Distinguishing APSS from localised EBS is a clinical challenge. Healthcare professionals should be aware that patients with APSS may seek medical help with unspecified symptoms from other parts of the body, such as the genitals or the distal extremities, caused by skin friction. Hence, symptoms according to APPS may not always be limited to hands and feet. Patients with recurrent blisters and skin peeling on hands and feet, without a history of atopy, should be provided with genetic counselling and testing. The genetic investigation should include specimens for mutation analysis in TGM5/CSTA genes and mutations according to corresponding genes for localised EBS. The same combination of variants in the TGM5 gene was detected in our 2 unrelated patients. This indicates that the TGM5 c.763T>C, p.(Trp255Arg) mutation could be a founder variant, a pathogenic variant observed at high frequency due to the presence of the variant in a single ancestor or a small number of ancestors, in northern parts of Sweden (6). TGM5 c.337G>T, p.(Gly113Cys) has been previously detected in numerous individuals with acral peeling skin syndrome and is considered to be a founder variant in the European population. Of a total of 78 detected occurrences of TGM5 c.763T>C, p.(Trp255Arg) in the gnomAD v2.1.1 database, 49 were detected in the Swedish genetic ancestry group (7). Experiences from our 2 cases indicate that in APSS both frontal and dorsal sides of the skin on the hands and feet may be affected, while in localised EBS skin fragility is mainly located on the palms and soles (8). More case series are needed to confirm whether this finding is truly significant for the diagnosis of APSS.
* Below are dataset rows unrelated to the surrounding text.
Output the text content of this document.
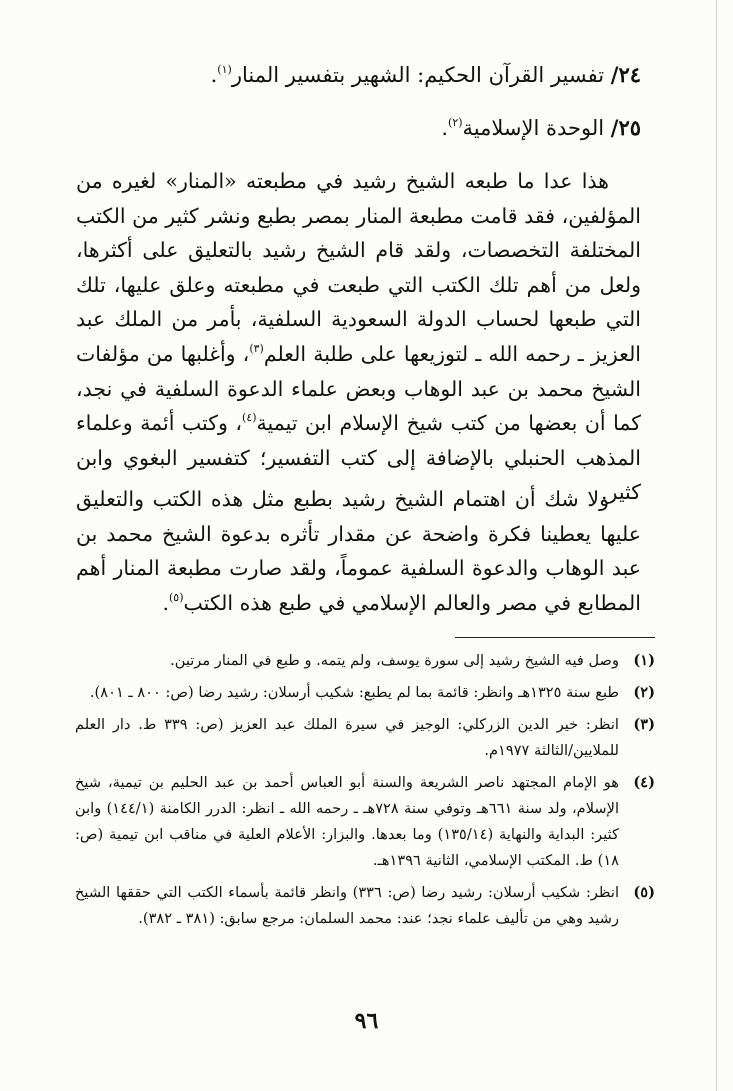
٢٤/ تفسير القرآن الحكيم: الشهير بتفسير المنار$^{(١)}$.
٢٥/ الوحدة الإسلامية$^{(٢)}$.

هذا عدا ما طبعه الشيخ رشيد في مطبعته «المنار» لغيره من المؤلفين، فقد قامت مطبعة المنار بمصر بطبع ونشر كثير من الكتب المختلفة التخصصات، ولقد قام الشيخ رشيد بالتعليق على أكثرها، ولعل من أهم تلك الكتب التي طبعت في مطبعته وعلق عليها، تلك التي طبعها لحساب الدولة السعودية السلفية، بأمر من الملك عبد العزيز ـ رحمه الله ـ لتوزيعها على طلبة العلم$^{(٣)}$، وأغلبها من مؤلفات الشيخ محمد بن عبد الوهاب وبعض علماء الدعوة السلفية في نجد، كما أن بعضها من كتب شيخ الإسلام ابن تيمية$^{(٤)}$، وكتب أئمة وعلماء المذهب الحنبلي بالإضافة إلى كتب التفسير؛ كتفسير البغوي وابن كثير.

ولا شك أن اهتمام الشيخ رشيد بطبع مثل هذه الكتب والتعليق عليها يعطينا فكرة واضحة عن مقدار تأثره بدعوة الشيخ محمد بن عبد الوهاب والدعوة السلفية عموماً، ولقد صارت مطبعة المنار أهم المطابع في مصر والعالم الإسلامي في طبع هذه الكتب$^{(٥)}$.

(١)
وصل فيه الشيخ رشيد إلى سورة يوسف، ولم يتمه. و طبع في المنار مرتين.
(٢)
طبع سنة ١٣٢٥هـ وانظر: قائمة بما لم يطبع: شكيب أرسلان: رشيد رضا (ص: ٨٠٠ ـ ٨٠١).
(٣)
انظر: خير الدين الزركلي: الوجيز في سيرة الملك عبد العزيز (ص: ٣٣٩ ط. دار العلم للملايين/الثالثة ١٩٧٧م.
(٤)
هو الإمام المجتهد ناصر الشريعة والسنة أبو العباس أحمد بن عبد الحليم بن تيمية، شيخ الإسلام، ولد سنة ٦٦١هـ وتوفي سنة ٧٢٨هـ ـ رحمه الله ـ انظر: الدرر الكامنة (١٤٤/١) وابن كثير: البداية والنهاية (١٣٥/١٤) وما بعدها. والبزار: الأعلام العلية في مناقب ابن تيمية (ص: ١٨) ط. المكتب الإسلامي، الثانية ١٣٩٦هـ.
(٥)
انظر: شكيب أرسلان: رشيد رضا (ص: ٣٣٦) وانظر قائمة بأسماء الكتب التي حققها الشيخ رشيد وهي من تأليف علماء نجد؛ عند: محمد السلمان: مرجع سابق: (٣٨١ ـ ٣٨٢).
٩٦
While there is no curative treatment available for APSS, recommended topical or systemic keratolytic medications are seldom helpful. Hyperhidrosis is often described to exacerbate symptoms in APSS. To the best of our knowledge, this is the first description of successful treatment of APSS with Btx-A. The rationale for this treatment was due to its potent effect of reducing hyperhidrosis (9). Btx-A treatment has also been described to reduce symptoms of pain and blistering in localised EBS and pachyonychia congenita, sharing common clinical features with APSS (10). Thus, Btx-A treatments on the palms and feet could be a good option for patients with APSS when topical treatments are unsuccessful.